The line between commercial and independent cinema has also become blurred. “A film has to eventually make money to be a commercial success and many of the independent films have done that,” says Sen, who has acted in both kinds.

  • Chakraborty’s lead role in Kaushik Ganguly-directed Shabdo was the turning point of his film career

Although he quit TV to devote more time to cinema, Chakraborty went back to the stage a year ago after a gap of about nine years. He is the protagonist in Ke? (Who?), a thriller being staged by director and playwright Bratya Basu’s Kalindi Bratyajon. It is 39 shows old now. “The problem was finding the block of dates for the rehearsals,” says Chak-raborty, “finding time for the shows isn’t difficult.” In his early days, after he had chucked up his job as medical rep and was dabbling in a number of businesses Chakraborty had joined theatre group Avash before he moved on to scriptwriting and television serials.

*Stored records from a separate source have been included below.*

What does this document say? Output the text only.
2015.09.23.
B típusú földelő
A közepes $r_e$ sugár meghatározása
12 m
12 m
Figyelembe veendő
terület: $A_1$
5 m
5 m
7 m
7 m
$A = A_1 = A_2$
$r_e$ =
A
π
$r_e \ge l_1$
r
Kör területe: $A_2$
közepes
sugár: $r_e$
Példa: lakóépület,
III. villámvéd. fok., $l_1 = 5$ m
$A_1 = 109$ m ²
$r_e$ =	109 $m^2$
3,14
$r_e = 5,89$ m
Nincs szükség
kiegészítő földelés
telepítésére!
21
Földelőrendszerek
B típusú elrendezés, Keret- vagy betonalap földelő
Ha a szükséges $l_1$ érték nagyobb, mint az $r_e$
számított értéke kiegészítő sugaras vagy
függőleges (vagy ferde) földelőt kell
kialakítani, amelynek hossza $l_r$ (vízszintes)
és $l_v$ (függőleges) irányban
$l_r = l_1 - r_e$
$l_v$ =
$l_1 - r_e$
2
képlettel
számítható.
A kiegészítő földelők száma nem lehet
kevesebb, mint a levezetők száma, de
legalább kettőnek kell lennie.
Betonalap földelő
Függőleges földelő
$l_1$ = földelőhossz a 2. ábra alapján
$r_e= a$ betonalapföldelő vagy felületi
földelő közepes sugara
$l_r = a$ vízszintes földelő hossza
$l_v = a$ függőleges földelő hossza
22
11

On the personal front things have changed too. In 2011, he married actor Aparajita Ghosh Das, who he met around 2004 when he was a scriptwriter for TV and they have co-starred in films such as Ek Phali Rodh and Chalo Let’s Go. Their son, Upamanyu, is now a little over a year old and Ghosh Das has gone back to work. A few days ago Chakraborty was out looking for a reliable nanny for his son to fill in for the regular one. And he is trying to spend as much of his break as possible with his son before he goes off to Mumbai.

Today, Chakraborty has his hands full. So, why has he gone back to the stage when he gave up working in TV serials? “It is that two hours of unbroken immersion in the character and, of course, the connection with his audience” that he loves. And it is probably that same need to connect to people that enables him to remain the guy next door.